I twist my head, break his grip. “She ran because she was scared of you.”
He shakes his head. “No. Because she was scared of what she’d become if she stayed. She wanted out. But there’s no out, not for people like us. Not once you’re chosen.”
I swallow. My hands shake, but I keep them visible. “So you chased her.”
He grins. “I always catch what I chase.”
“But you didn’t,” I say. “You let her die.”
The words hang in the air. He blinks, once, slow. “That’s not how it happened.”
“Tell me,” I say. “Tell me everything.”
He stands and paces, like a caged animal. “She was at the riverbed, by the cliffs. She said she wanted to talk, but I could tell she was panicked. Her hands were shaking. I should have known then.”
He stops, looks at me, and for a moment there’s something human in his eyes. “She ran. She was faster than I thought. I chased her. She slipped on the moss.”
The silence is brutal.
“I tried to catch her,” he says, voice raw for the first time. “But she fell too fast. Hit her head on a rock, died on impact. I did CPR, I tried so hard, the Hunt stopped and I carried her back, but she was already gone.”
I want to believe he’s lying. I want to believe he’s making it up just to fuck with me. But he’s got a far away look in his eyes. Like he’s remembering.
I don’t look away. “You’re not sorry.”
He laughs, ugly and wrecked. “Would it help if I was?”
“No,” I say, standing. “Nothing helps.”
We’re so close now I can see the tiny flecks of gold in his irises. For a moment, I just see a scared little boy.

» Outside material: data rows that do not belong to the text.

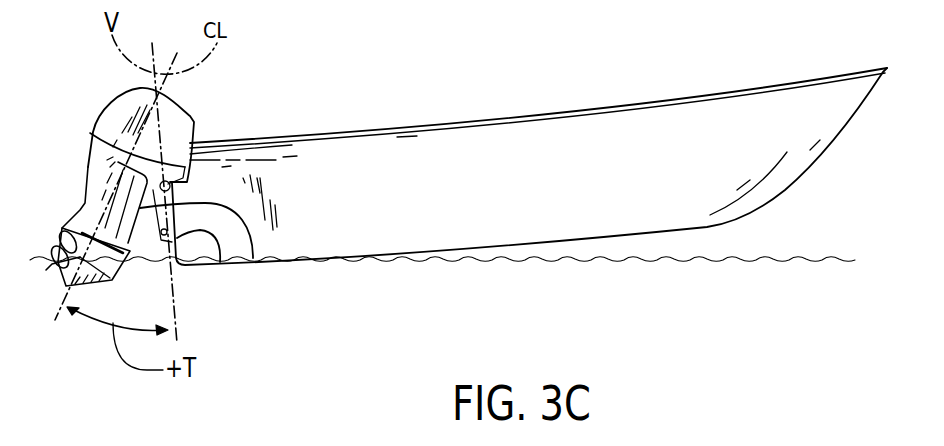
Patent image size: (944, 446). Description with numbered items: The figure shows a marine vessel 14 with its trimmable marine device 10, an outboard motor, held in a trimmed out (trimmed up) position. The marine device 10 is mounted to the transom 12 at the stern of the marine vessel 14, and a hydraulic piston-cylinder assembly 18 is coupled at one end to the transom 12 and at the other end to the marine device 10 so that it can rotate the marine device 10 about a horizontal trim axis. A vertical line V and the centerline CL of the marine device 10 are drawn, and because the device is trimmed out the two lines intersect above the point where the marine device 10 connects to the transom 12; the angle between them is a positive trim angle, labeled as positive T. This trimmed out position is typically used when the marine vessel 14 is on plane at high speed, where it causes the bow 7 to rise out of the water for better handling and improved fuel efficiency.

The bow 7 is at (833, 146).
The trimmable marine device 10 is at (95, 127).
The transom 12 is at (220, 262).
The marine vessel 14 is at (684, 96).
The hydraulic piston-cylinder assembly 18 is at (253, 258).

“You’re just going to keep doing this,” I say. “To me, to every other girl the Board throws at you.”
He leans in, lips just above my ear. “Only to you, if you let me.”
I step back, fists clenched at my sides. “I’m not my sister.”
He grins. “No. You’re better.”
I want to hit him, but I want him to hit me more. Instead, I push past, heading for the door. His hand catches my arm, just above the bruise, and for a second he holds me there, neither of us moving.
“Issy,” he says, and the way he says it is different, almost gentle. “Please… I didn’t kill her.”
I rip my arm free and keep going. The cold outside feels like freedom.
I walk for an hour after leaving the greenhouse, long enough for the sweat to dry and the bruises to settle into new colors.
My brain keeps replaying the last five minutes with Rhett—his voice, the way it cracked on my sister’s name, the way he made her death sound like an accident he was sentenced to relive.
The version of me that used to cry in the shower would probably want to believe him. But that girl is dead, floating just beneath the skin, and I’m not sure I’ll ever see her again.